2Concernant ce dernier aspect, les trois premières études apportent chacune leur écot. La première montre des mouvements monastiques tenants d’un « ascétisme dissident » et d’une pauvreté radicale dans la lignée d’Eusthate de Sébaste aux prises avec le pouvoir impérial (qui les qualifie de « manichéens ») et la hiérarchie épiscopale, dans la mesure où ils remettent en cause d’une part le monopole traditionnel des évêques dans la gestion des biens consacrés aux pauvres, notamment les aumônes et les dons faits aux églises, d’autre part le modèle cénobitique de Basile de Césarée favorisé à la fin du ive siècle par les autorités. Dans ce cas, « l’hérésie peut être envisagée comme une catégorie souple, sans lien exclusif avec des questions doctrinales » (p. 37) ; ce sont les enjeux ecclésiologiques et politiques qui priment, comme le montre aussi la troisième contribution, qui concerne là encore des moines contestataires auxquels est vite accolée l’étiquette de l’hérésie : l’abbé Esṭifānos et ses disciples sont en effet en proie vers 1438-1439 aux desseins autocratiques du roi Zar’a Yā‘eqob, qui entend régenter l’Église éthiopienne et réformer le culte (en faisant de la Vierge la figure tutélaire du royaume) sur fond de millénarisme érigeant le souverain en nouveau messie. La seconde contribution, quant à elle, déconstruit le discours hérésiologique qui vise les T‘ondrakiens, inspirés, comme les moines, par les principes de l’Évangile.

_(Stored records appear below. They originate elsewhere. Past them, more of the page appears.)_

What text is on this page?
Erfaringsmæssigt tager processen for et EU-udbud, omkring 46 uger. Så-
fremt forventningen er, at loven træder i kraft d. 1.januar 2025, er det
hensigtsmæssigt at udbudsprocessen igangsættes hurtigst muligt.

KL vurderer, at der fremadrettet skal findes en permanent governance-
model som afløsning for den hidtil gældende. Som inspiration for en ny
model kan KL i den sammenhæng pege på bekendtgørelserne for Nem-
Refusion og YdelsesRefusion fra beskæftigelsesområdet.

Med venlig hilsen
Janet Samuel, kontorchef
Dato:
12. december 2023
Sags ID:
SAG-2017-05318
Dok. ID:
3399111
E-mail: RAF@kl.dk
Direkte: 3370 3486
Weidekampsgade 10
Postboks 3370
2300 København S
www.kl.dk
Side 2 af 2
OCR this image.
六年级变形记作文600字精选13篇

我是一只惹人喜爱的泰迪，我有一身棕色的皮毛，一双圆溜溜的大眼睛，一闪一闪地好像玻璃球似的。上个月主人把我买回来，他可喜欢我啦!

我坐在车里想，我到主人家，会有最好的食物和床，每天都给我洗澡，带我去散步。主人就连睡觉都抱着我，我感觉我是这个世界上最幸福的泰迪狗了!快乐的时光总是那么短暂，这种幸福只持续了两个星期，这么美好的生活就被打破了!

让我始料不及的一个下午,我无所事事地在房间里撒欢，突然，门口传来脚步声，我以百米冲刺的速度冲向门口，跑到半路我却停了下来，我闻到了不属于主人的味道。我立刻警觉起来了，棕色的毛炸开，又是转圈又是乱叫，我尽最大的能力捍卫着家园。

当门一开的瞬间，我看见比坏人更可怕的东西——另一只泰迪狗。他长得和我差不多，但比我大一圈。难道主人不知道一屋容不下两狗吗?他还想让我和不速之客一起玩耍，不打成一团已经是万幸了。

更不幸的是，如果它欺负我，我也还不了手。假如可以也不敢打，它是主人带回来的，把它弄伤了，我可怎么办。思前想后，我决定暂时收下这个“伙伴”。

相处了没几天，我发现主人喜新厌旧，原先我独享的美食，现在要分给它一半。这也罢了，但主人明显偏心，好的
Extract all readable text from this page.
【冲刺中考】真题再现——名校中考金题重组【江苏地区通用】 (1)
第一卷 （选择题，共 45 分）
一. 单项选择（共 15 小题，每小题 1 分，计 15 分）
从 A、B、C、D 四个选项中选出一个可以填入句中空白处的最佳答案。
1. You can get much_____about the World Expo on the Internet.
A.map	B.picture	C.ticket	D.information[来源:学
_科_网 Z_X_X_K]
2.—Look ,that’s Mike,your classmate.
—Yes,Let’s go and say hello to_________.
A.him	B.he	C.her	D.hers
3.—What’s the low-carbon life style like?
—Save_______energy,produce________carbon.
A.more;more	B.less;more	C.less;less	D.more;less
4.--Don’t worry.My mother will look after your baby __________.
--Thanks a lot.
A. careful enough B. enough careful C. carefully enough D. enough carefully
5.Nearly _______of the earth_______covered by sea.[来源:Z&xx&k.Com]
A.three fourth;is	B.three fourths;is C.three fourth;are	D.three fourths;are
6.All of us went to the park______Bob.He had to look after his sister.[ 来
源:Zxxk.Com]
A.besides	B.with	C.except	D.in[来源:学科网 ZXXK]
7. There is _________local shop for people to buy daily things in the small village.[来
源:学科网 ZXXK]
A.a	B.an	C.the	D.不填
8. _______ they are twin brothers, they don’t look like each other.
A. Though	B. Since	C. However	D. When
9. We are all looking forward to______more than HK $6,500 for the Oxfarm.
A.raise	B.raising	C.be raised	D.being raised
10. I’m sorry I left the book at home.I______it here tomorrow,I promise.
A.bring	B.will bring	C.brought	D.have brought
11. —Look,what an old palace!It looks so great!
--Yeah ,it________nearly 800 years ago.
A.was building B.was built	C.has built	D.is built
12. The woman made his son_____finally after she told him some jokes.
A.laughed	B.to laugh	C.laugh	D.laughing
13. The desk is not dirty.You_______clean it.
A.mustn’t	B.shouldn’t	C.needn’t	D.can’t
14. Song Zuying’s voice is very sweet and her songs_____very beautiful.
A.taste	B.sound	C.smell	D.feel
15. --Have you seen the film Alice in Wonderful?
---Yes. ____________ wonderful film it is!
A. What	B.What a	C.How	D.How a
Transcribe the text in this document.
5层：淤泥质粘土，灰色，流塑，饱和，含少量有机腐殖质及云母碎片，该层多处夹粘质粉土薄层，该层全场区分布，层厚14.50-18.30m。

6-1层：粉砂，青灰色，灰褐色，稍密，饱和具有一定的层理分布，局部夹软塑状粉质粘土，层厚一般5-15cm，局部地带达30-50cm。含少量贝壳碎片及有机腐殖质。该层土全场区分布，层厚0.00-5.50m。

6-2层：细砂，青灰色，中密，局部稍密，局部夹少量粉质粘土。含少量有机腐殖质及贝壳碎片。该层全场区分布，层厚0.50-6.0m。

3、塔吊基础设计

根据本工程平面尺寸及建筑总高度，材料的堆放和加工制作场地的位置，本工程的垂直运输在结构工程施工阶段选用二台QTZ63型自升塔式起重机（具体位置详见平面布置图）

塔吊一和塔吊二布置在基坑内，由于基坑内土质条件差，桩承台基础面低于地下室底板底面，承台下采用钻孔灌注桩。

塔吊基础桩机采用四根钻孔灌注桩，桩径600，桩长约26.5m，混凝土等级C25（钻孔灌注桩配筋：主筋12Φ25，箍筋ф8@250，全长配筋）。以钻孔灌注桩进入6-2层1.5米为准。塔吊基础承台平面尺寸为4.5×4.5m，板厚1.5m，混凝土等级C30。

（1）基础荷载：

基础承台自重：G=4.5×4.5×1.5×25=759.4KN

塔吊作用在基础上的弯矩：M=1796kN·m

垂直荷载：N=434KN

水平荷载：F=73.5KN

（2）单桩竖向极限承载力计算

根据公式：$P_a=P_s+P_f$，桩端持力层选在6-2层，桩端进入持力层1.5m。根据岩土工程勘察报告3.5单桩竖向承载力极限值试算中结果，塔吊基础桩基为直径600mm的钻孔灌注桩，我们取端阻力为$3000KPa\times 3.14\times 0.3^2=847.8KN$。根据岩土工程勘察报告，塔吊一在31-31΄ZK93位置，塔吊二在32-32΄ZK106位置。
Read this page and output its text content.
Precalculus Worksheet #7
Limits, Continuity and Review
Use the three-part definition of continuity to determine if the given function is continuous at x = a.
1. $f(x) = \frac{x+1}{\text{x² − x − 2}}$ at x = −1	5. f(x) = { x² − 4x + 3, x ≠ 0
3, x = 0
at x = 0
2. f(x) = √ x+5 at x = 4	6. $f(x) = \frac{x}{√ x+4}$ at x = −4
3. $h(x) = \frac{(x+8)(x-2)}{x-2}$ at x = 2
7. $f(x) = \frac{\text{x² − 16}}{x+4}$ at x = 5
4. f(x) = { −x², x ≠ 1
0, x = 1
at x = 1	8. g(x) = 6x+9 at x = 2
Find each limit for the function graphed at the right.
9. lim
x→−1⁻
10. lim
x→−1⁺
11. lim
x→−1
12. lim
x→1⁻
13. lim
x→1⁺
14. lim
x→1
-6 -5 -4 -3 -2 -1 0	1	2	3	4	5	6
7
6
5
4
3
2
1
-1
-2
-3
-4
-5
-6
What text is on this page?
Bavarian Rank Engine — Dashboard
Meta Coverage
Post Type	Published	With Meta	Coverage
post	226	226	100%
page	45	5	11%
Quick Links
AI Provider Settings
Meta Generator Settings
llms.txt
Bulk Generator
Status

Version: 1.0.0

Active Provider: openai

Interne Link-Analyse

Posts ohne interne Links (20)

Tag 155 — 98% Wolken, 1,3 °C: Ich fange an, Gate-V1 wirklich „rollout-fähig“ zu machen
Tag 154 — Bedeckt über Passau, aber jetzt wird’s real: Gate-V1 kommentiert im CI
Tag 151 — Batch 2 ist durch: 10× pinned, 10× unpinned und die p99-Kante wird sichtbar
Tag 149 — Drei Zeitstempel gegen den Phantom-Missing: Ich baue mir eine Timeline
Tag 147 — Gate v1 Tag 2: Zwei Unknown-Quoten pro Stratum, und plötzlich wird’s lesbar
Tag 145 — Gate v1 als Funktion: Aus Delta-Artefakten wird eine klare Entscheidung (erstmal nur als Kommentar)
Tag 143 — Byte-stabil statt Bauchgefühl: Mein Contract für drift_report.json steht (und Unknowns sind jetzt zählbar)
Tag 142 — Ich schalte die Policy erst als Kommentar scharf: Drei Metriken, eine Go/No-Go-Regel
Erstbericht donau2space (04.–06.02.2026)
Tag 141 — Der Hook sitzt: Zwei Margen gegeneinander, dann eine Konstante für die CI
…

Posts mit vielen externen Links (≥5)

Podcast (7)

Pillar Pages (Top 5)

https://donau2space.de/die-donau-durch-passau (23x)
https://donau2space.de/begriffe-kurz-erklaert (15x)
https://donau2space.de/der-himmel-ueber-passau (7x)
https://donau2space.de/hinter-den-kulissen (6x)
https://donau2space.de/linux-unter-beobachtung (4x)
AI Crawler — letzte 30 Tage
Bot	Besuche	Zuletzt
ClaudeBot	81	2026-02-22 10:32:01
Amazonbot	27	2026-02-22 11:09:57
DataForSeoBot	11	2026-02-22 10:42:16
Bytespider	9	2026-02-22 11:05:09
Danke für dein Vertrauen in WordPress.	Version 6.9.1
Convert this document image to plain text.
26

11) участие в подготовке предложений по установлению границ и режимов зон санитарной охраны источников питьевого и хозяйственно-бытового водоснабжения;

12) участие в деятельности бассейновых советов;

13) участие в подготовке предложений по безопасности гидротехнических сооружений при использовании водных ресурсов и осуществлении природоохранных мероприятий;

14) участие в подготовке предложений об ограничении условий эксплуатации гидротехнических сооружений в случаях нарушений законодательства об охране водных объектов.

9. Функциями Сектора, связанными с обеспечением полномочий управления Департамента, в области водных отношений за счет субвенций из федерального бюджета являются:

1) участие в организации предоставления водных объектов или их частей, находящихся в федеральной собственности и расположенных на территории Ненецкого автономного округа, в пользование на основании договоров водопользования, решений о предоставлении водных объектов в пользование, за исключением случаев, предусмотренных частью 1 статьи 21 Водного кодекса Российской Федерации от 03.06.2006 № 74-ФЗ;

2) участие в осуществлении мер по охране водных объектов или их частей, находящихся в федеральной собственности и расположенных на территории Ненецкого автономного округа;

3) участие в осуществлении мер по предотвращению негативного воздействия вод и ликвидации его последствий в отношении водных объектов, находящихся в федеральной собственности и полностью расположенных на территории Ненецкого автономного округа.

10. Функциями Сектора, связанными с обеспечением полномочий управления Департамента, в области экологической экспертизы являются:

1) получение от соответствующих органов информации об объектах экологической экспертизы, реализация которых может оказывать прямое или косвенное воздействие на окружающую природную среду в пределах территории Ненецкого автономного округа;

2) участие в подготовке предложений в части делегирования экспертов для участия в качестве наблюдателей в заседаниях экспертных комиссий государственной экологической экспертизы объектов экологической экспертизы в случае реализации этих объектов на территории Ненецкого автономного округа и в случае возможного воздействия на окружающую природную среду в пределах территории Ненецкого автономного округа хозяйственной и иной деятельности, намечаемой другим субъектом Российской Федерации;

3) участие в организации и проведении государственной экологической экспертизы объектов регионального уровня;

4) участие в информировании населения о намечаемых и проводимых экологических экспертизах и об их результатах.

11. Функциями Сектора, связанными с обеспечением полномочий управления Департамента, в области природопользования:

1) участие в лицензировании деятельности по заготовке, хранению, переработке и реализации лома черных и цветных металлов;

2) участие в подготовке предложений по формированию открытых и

3La dernière contribution, complémentaire des précédentes, clôt brillamment le volume, en analysant sur le temps long et par le biais d’une multitude de sources (notamment des récits de voyage et les miniatures extraites d’une dizaine de manuscrits, réunies dans un cahier central de 8 pages en couleurs) la façon dont les chrétiens d’Occident percevaient leurs coreligionnaires orientaux, entre préjugés sévères, dérision et reconnaissance d’une appartenance commune. Les récits varient profondément quant aux noms dont ces groupes chrétiens sont affublés, à leurs croyances et à leurs rites, certains auteurs les cantonnant dans l’hérésie, d’autres les reconnaissant comme chrétiens, quand de leur côté les images se dissocient parfois des textes qu’elles accompagnent et véhiculent le cas échéant un discours ambivalent. Dans le manuscrit de Paris, BnF, fr. 2810 par exemple, qui conserve plusieurs récits de voyage copiés pour le duc de Bourgogne Jean sans Peur vers 1410, les images figurant des missionnaires dominicains rencontrant des chrétiens d’Orient (par exemple les Jacobites) utilisent des codes iconographiques quasi identiques à ceux utilisés pour peindre une rencontre avec les Sarrasins de Bagdad, ce qui est évidemment très péjoratif (fig. 2-3 et 5) ; à l’inverse, dans le même manuscrit, la représentation du miracle marial qui se déroule au monastère de Sardenach près de Damas (fig. 12) met en scène des religieuses orientales vêtues à la manière de dominicaines. « L’extrême versatilité des récits et des jugements portés sur les groupes chrétiens d’Orient […] met donc en garde contre toute tentative d’essentialisation de leur identité et de leurs “erreurs” : en Orient comme en Occident, à toute époque, l’hérésie reste un concept relatif, largement influencé par les discours » (p. 118). Les auteurs notent aussi que les récits de voyage du xve siècle, parfois considérés comme davantage fondés sur l’expérience, ne s’affranchissent pas totalement des poncifs textuels et/ou iconographiques, loin s’en faut.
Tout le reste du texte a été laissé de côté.